Teach your Child How to Work Through Anxious Feelings
Simple reassurance does not stop a child’s anxiety. In fact, frequent reassurance can reinforce anxious thinking. It is much more helpful to teach a child how to soothe her own anxious feelings. Activities that can help your child work through her feelings include:
- Breath Work/Meditation – Have your child breathe in while thinking the word “in” and breathe out while thinking the word “out.” Repeat this exercise with the youngster until he feels comfortable with the technique (or until you fall asleep – whichever comes first!). Breathing in this way calms the mind and body. The more often it is done, faster and more powerfully it works. It can be used throughout the child’s life, reducing stress and anxiety and preventing dependency on drugs, alcohol, destructive habits and other dysfunctional attempts to feel better.
- Positive imagery – Teach your child to think positively and imagine happy outcomes to situations instead of scary, negative ones.
- Prayer and relationship with God – Religion and belief can be a powerful tool in helping to reassure your child. If you or your child is religious you can remind him that G-d is always with him to protect him and that he can always pray for help.
- Engage in enjoyable activities – Enjoyable activities like playing with friends, riding a bike, reading, doing puzzles, playing on the computer or playing with toys can help your child take her mind off worries. Teach your child that SHE has the power to change a negative state of mind and mood. Show her how becoming involved in something enjoyable provides temporary relief from stress. Let her know that she can “worry on purpose” (see below) for a few minutes at pre-selected times each day, instead of worrying all day.
- Writing down daily thoughts and worries in a journal – Articulating one’s thoughts (whether to another person or on paper) helps to get them out of the body. Writing worries down in a journal can help your child release his or her worries. This is one way to “worry on purpose” and can become a daily exercise to help clear the mind.

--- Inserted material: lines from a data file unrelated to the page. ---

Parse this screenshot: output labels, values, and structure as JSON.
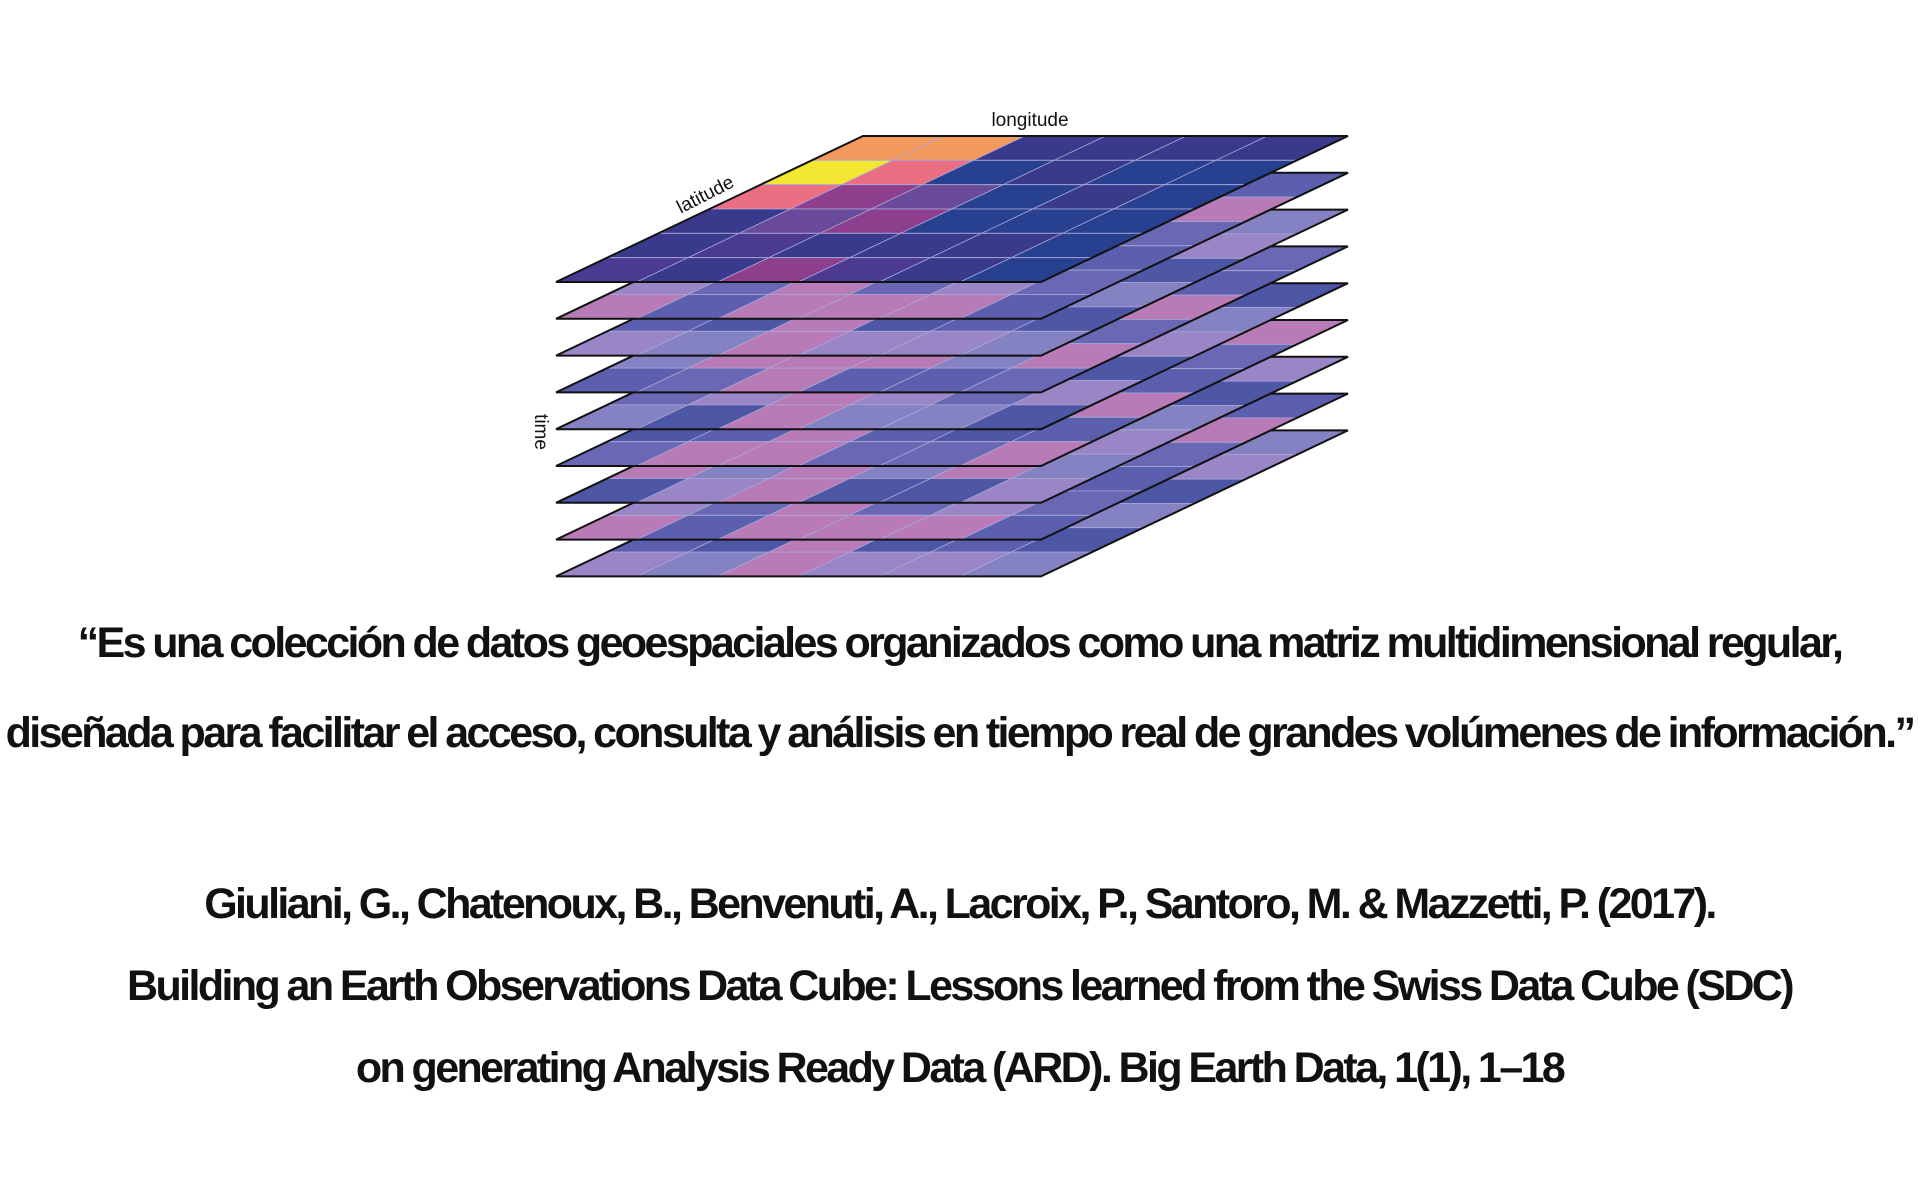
{
  "diagram": {
    "axis_labels": {
      "longitude": "longitude",
      "latitude": "latitude",
      "time": "time"
    },
    "layer_count": 9,
    "grid": {
      "rows": 6,
      "cols": 6
    },
    "colors": {
      "outline": "#111111",
      "grid_line": "#a9a7d6",
      "top_palette": [
        "#3a3a8c",
        "#4b3a92",
        "#27408f",
        "#6a4a9a",
        "#8d3f8e",
        "#ea6f83",
        "#f49a5e",
        "#f4e732"
      ],
      "lower_palette": [
        "#6a68b4",
        "#8582c4",
        "#5b5fae",
        "#9a86c6",
        "#b97ab8",
        "#4e56a6"
      ]
    },
    "top_layer_pattern": [
      [
        6,
        6,
        0,
        0,
        0,
        0
      ],
      [
        7,
        5,
        2,
        0,
        2,
        2
      ],
      [
        5,
        4,
        3,
        2,
        0,
        2
      ],
      [
        0,
        3,
        4,
        2,
        2,
        2
      ],
      [
        0,
        1,
        0,
        0,
        0,
        2
      ],
      [
        1,
        0,
        4,
        1,
        0,
        2
      ]
    ]
  },
  "quote": {
    "line1": "“Es una colección de datos geoespaciales organizados como una matriz multidimensional regular,",
    "line2": "diseñada para facilitar el acceso, consulta y análisis en tiempo real de grandes volúmenes de información.”"
  },
  "citation": {
    "line1": "Giuliani, G., Chatenoux, B., Benvenuti, A., Lacroix, P., Santoro, M. & Mazzetti, P. (2017).",
    "line2": "Building an Earth Observations Data Cube: Lessons learned from the Swiss Data Cube (SDC)",
    "line3": "on generating Analysis Ready Data (ARD). Big Earth Data, 1(1), 1–18"
  }
}
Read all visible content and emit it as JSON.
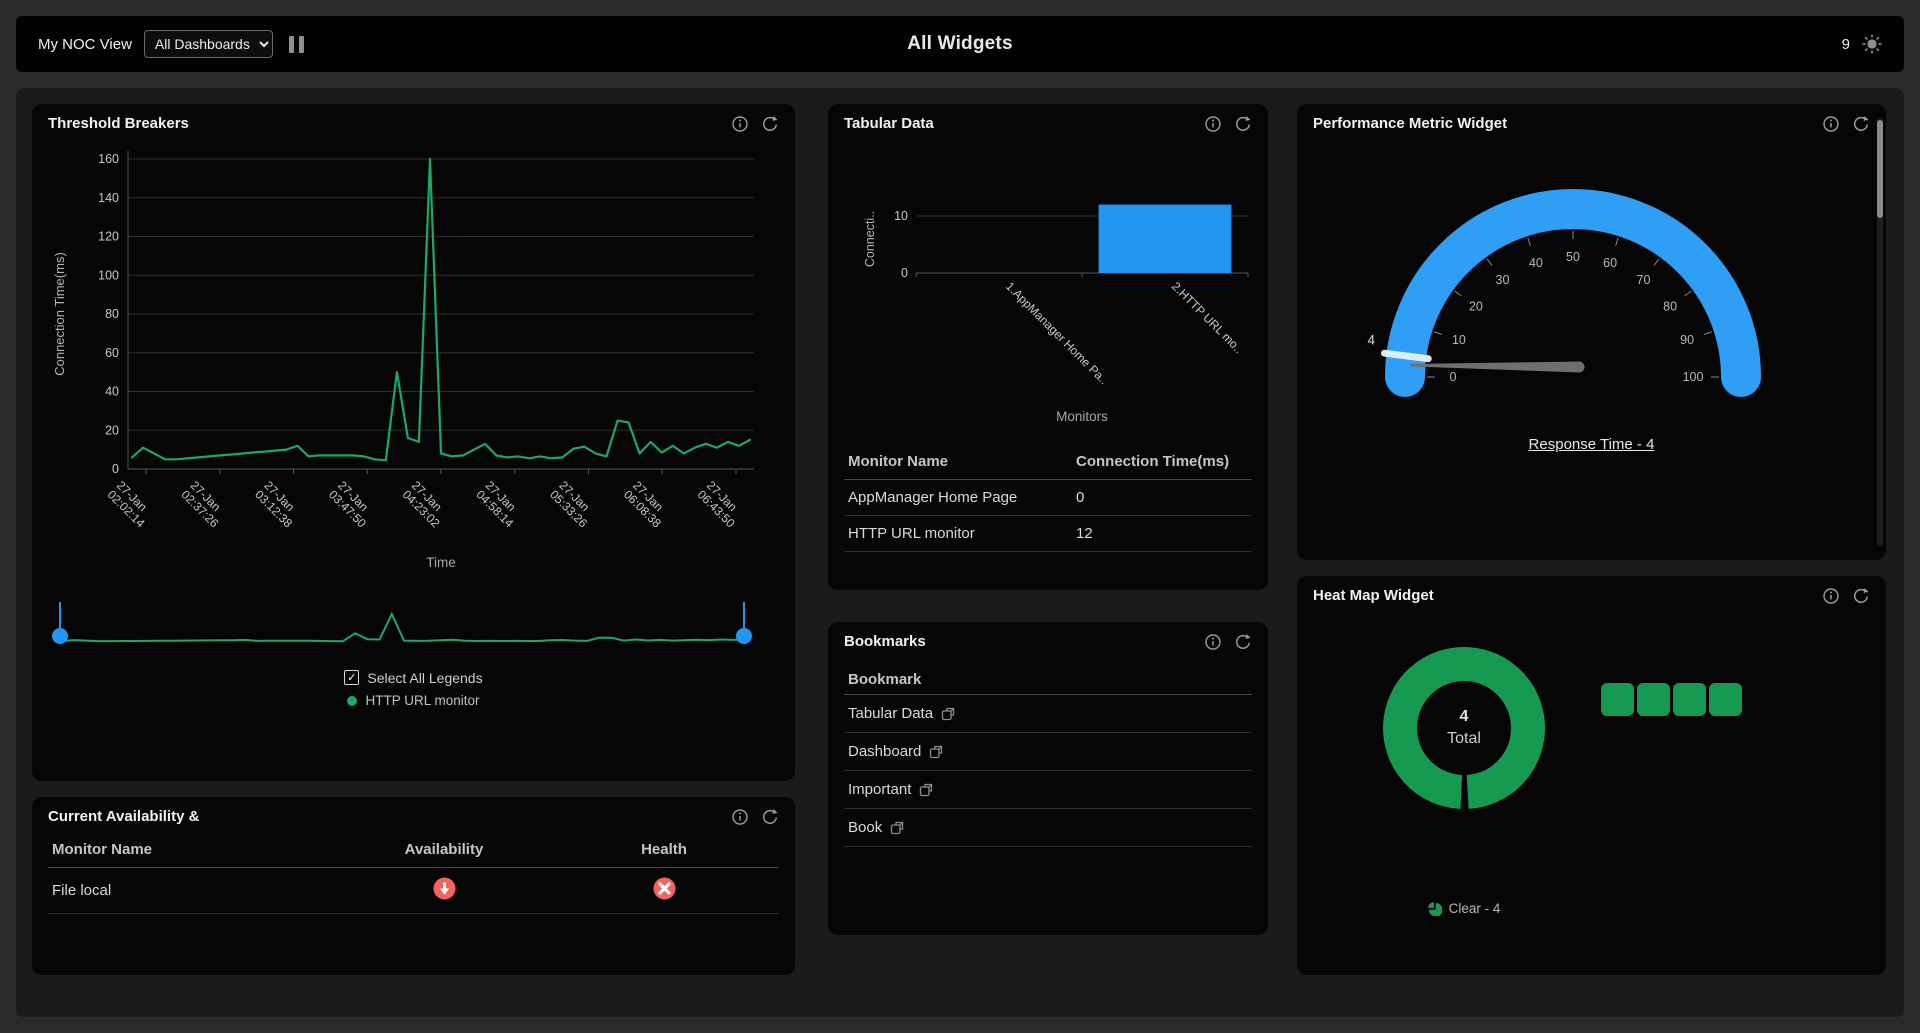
{
  "topbar": {
    "view_label": "My NOC View",
    "dashboard_select": "All Dashboards",
    "center_title": "All Widgets",
    "badge_count": "9"
  },
  "widgets": {
    "threshold": {
      "title": "Threshold Breakers",
      "legend": {
        "select_all": "Select All Legends",
        "series": "HTTP URL monitor"
      }
    },
    "availability": {
      "title": "Current Availability &",
      "columns": [
        "Monitor Name",
        "Availability",
        "Health"
      ],
      "rows": [
        {
          "name": "File local",
          "availability": "down",
          "health": "critical"
        }
      ]
    },
    "tabular": {
      "title": "Tabular Data",
      "table": {
        "columns": [
          "Monitor Name",
          "Connection Time(ms)"
        ],
        "rows": [
          [
            "AppManager Home Page",
            "0"
          ],
          [
            "HTTP URL monitor",
            "12"
          ]
        ]
      }
    },
    "bookmarks": {
      "title": "Bookmarks",
      "column": "Bookmark",
      "items": [
        "Tabular Data",
        "Dashboard",
        "Important",
        "Book"
      ]
    },
    "performance": {
      "title": "Performance Metric Widget",
      "caption": "Response Time - 4"
    },
    "heatmap": {
      "title": "Heat Map Widget",
      "center_value": "4",
      "center_label": "Total",
      "legend": "Clear - 4",
      "cell_count": 4
    }
  },
  "colors": {
    "line_green": "#1ca866",
    "donut_green": "#169a52",
    "bar_blue": "#2196f3",
    "gauge_blue": "#2f9ef5",
    "alert_red": "#f4645f",
    "grid": "#2d2d2d",
    "axis": "#555555",
    "tick_text": "#c9c9c9",
    "axis_title": "#a8a8a8"
  },
  "chart_data": [
    {
      "id": "threshold-line",
      "type": "line",
      "title": "Threshold Breakers",
      "series": [
        {
          "name": "HTTP URL monitor",
          "values": [
            6,
            11,
            8,
            5,
            5,
            5.5,
            6,
            6.5,
            7,
            7.5,
            8,
            8.5,
            9,
            9.5,
            10,
            12,
            6.5,
            7,
            7,
            7,
            7,
            6.5,
            5,
            4.5,
            50,
            16,
            14,
            160,
            8,
            6.5,
            7,
            10,
            13,
            7,
            6,
            6.5,
            5.5,
            6.5,
            5.5,
            6,
            10.5,
            11.5,
            8,
            6.5,
            25,
            24,
            8,
            14,
            8.5,
            12,
            8,
            11,
            13,
            11,
            14,
            12,
            15
          ]
        }
      ],
      "x_tick_labels": [
        "27-Jan 02:02:14",
        "27-Jan 02:37:26",
        "27-Jan 03:12:38",
        "27-Jan 03:47:50",
        "27-Jan 04:23:02",
        "27-Jan 04:58:14",
        "27-Jan 05:33:26",
        "27-Jan 06:08:38",
        "27-Jan 06:43:50"
      ],
      "xlabel": "Time",
      "ylabel": "Connection Time(ms)",
      "ylim": [
        0,
        160
      ],
      "ytick_step": 20,
      "grid": true,
      "has_range_slider": true
    },
    {
      "id": "tabular-bar",
      "type": "bar",
      "categories": [
        "1.AppManager Home Pa..",
        "2.HTTP URL mo.."
      ],
      "values": [
        0,
        12
      ],
      "xlabel": "Monitors",
      "ylabel": "Connecti..",
      "yticks": [
        0,
        10
      ],
      "ylim": [
        0,
        12
      ]
    },
    {
      "id": "performance-gauge",
      "type": "gauge",
      "min": 0,
      "max": 100,
      "value": 4,
      "tick_step": 10,
      "label": "Response Time - 4"
    },
    {
      "id": "heatmap-donut",
      "type": "pie",
      "slices": [
        {
          "label": "Clear",
          "value": 4
        }
      ],
      "total": 4,
      "center_text": [
        "4",
        "Total"
      ]
    }
  ]
}
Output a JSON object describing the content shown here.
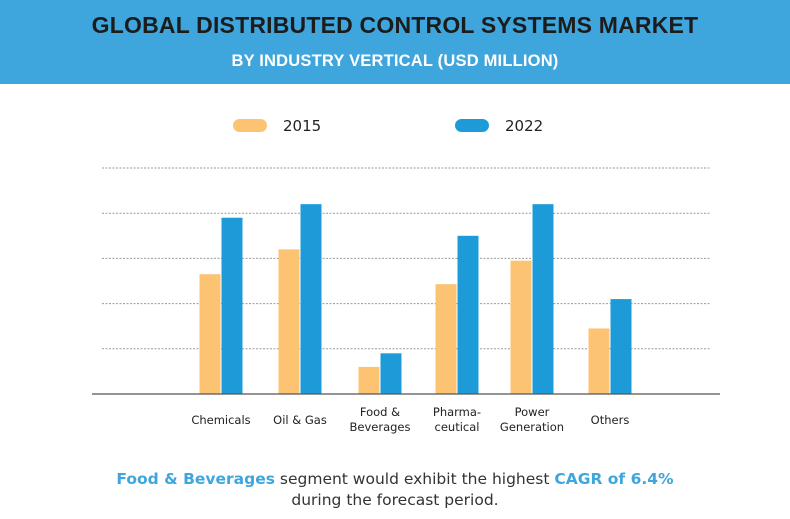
{
  "header": {
    "title": "GLOBAL DISTRIBUTED CONTROL SYSTEMS MARKET",
    "subtitle": "BY INDUSTRY VERTICAL (USD MILLION)"
  },
  "colors": {
    "header_bg": "#3ea6dd",
    "series_2015": "#fcc373",
    "series_2022": "#1d9bd9",
    "grid": "#999999",
    "highlight": "#3ea6dd"
  },
  "chart_data": {
    "type": "bar",
    "categories": [
      [
        "Chemicals"
      ],
      [
        "Oil & Gas"
      ],
      [
        "Food &",
        "Beverages"
      ],
      [
        "Pharma-",
        "ceutical"
      ],
      [
        "Power",
        "Generation"
      ],
      [
        "Others"
      ]
    ],
    "series": [
      {
        "name": "2015",
        "values": [
          2.65,
          3.2,
          0.6,
          2.43,
          2.95,
          1.45
        ]
      },
      {
        "name": "2022",
        "values": [
          3.9,
          4.2,
          0.9,
          3.5,
          4.2,
          2.1
        ]
      }
    ],
    "ylim": [
      0,
      5
    ],
    "grid": true,
    "legend": "top-center"
  },
  "footer": {
    "highlight_segment": "Food & Beverages",
    "text_middle": " segment would exhibit the highest ",
    "highlight_cagr": "CAGR of 6.4%",
    "text_line2": "during the forecast period."
  }
}
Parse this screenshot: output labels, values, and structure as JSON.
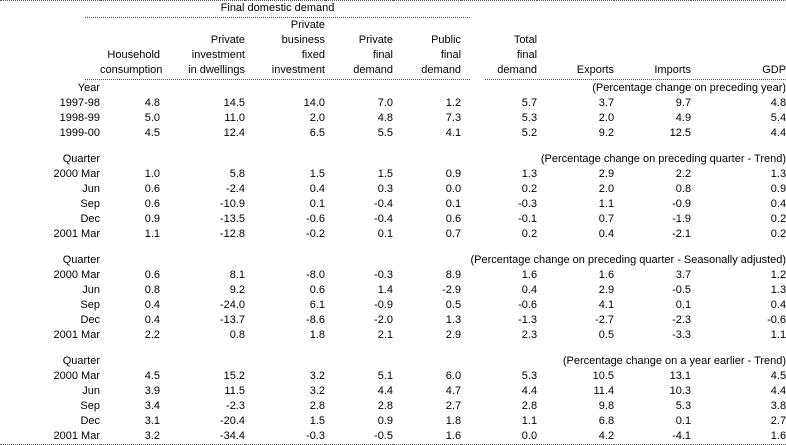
{
  "table": {
    "group_header": "Final domestic demand",
    "columns": [
      "Household\nconsumption",
      "Private\ninvestment\nin dwellings",
      "Private\nbusiness\nfixed\ninvestment",
      "Private\nfinal\ndemand",
      "Public\nfinal\ndemand",
      "Total\nfinal\ndemand",
      "Exports",
      "Imports",
      "GDP"
    ],
    "sections": [
      {
        "label": "Year",
        "note": "(Percentage change on preceding year)",
        "rows": [
          {
            "label": "1997-98",
            "values": [
              "4.8",
              "14.5",
              "14.0",
              "7.0",
              "1.2",
              "5.7",
              "3.7",
              "9.7",
              "4.8"
            ]
          },
          {
            "label": "1998-99",
            "values": [
              "5.0",
              "11.0",
              "2.0",
              "4.8",
              "7.3",
              "5.3",
              "2.0",
              "4.9",
              "5.4"
            ]
          },
          {
            "label": "1999-00",
            "values": [
              "4.5",
              "12.4",
              "6.5",
              "5.5",
              "4.1",
              "5.2",
              "9.2",
              "12.5",
              "4.4"
            ]
          }
        ]
      },
      {
        "label": "Quarter",
        "note": "(Percentage change on preceding quarter - Trend)",
        "rows": [
          {
            "label": "2000 Mar",
            "values": [
              "1.0",
              "5.8",
              "1.5",
              "1.5",
              "0.9",
              "1.3",
              "2.9",
              "2.2",
              "1.3"
            ]
          },
          {
            "label": "Jun",
            "values": [
              "0.6",
              "-2.4",
              "0.4",
              "0.3",
              "0.0",
              "0.2",
              "2.0",
              "0.8",
              "0.9"
            ]
          },
          {
            "label": "Sep",
            "values": [
              "0.6",
              "-10.9",
              "0.1",
              "-0.4",
              "0.1",
              "-0.3",
              "1.1",
              "-0.9",
              "0.4"
            ]
          },
          {
            "label": "Dec",
            "values": [
              "0.9",
              "-13.5",
              "-0.6",
              "-0.4",
              "0.6",
              "-0.1",
              "0.7",
              "-1.9",
              "0.2"
            ]
          },
          {
            "label": "2001 Mar",
            "values": [
              "1.1",
              "-12.8",
              "-0.2",
              "0.1",
              "0.7",
              "0.2",
              "0.4",
              "-2.1",
              "0.2"
            ]
          }
        ]
      },
      {
        "label": "Quarter",
        "note": "(Percentage change on preceding quarter - Seasonally adjusted)",
        "rows": [
          {
            "label": "2000 Mar",
            "values": [
              "0.6",
              "8.1",
              "-8.0",
              "-0.3",
              "8.9",
              "1.6",
              "1.6",
              "3.7",
              "1.2"
            ]
          },
          {
            "label": "Jun",
            "values": [
              "0.8",
              "9.2",
              "0.6",
              "1.4",
              "-2.9",
              "0.4",
              "2.9",
              "-0.5",
              "1.3"
            ]
          },
          {
            "label": "Sep",
            "values": [
              "0.4",
              "-24.0",
              "6.1",
              "-0.9",
              "0.5",
              "-0.6",
              "4.1",
              "0.1",
              "0.4"
            ]
          },
          {
            "label": "Dec",
            "values": [
              "0.4",
              "-13.7",
              "-8.6",
              "-2.0",
              "1.3",
              "-1.3",
              "-2.7",
              "-2.3",
              "-0.6"
            ]
          },
          {
            "label": "2001 Mar",
            "values": [
              "2.2",
              "0.8",
              "1.8",
              "2.1",
              "2.9",
              "2.3",
              "0.5",
              "-3.3",
              "1.1"
            ]
          }
        ]
      },
      {
        "label": "Quarter",
        "note": "(Percentage change on a year earlier - Trend)",
        "rows": [
          {
            "label": "2000 Mar",
            "values": [
              "4.5",
              "15.2",
              "3.2",
              "5.1",
              "6.0",
              "5.3",
              "10.5",
              "13.1",
              "4.5"
            ]
          },
          {
            "label": "Jun",
            "values": [
              "3.9",
              "11.5",
              "3.2",
              "4.4",
              "4.7",
              "4.4",
              "11.4",
              "10.3",
              "4.4"
            ]
          },
          {
            "label": "Sep",
            "values": [
              "3.4",
              "-2.3",
              "2.8",
              "2.8",
              "2.7",
              "2.8",
              "9.8",
              "5.3",
              "3.8"
            ]
          },
          {
            "label": "Dec",
            "values": [
              "3.1",
              "-20.4",
              "1.5",
              "0.9",
              "1.8",
              "1.1",
              "6.8",
              "0.1",
              "2.7"
            ]
          },
          {
            "label": "2001 Mar",
            "values": [
              "3.2",
              "-34.4",
              "-0.3",
              "-0.5",
              "1.6",
              "0.0",
              "4.2",
              "-4.1",
              "1.6"
            ]
          }
        ]
      }
    ]
  },
  "colors": {
    "text": "#000000",
    "rule": "#555555",
    "background": "#ffffff"
  }
}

- Watching worries – this is another way to “worry on purpose.” Teach your child to sit quietly, with eyes closed if he is willing, and worry. While the child is sitting and watching his worries come and go, he is developing and strengthening a calm part of the personality called “the witness.” This is the part of us that observes our thoughts, feelings and actions. Even though one part might be scared, the observer is neutral. By observing once a day, the calm observing part of the personality gets stronger and stronger and the child achieves a bit of distance from his own fears.
A small amount of worry about loved ones can be normal. However, when worry is accompanied by distressing physical symptoms and/or impairs your child’s day-to-day life, it may point to conditions such as GAD (Generalized Anxiety Disorder) or OCD (Obsessive-Compulsive Disorder). Generalized Anxiety Disorder is an anxiety disorder in which a person frequently experiences excessive and irrational worry. In GAD, worry symptoms are often accompanied by a variety of physical symptoms, such as difficulty breathing, fatigue, restlessness, and sleeping issues. In Obsessive Compulsive Disorder (OCD), worry manifests as a combination of troubling fears and behavioral rituals to ease those fears. OCD can impair a child’s normal life and routine. In order to find out if your child is suffering from a psychological disorder instead of simple worry, seek professional assessment. These disorders respond very well to treatment and early intervention leads to the fastest cure.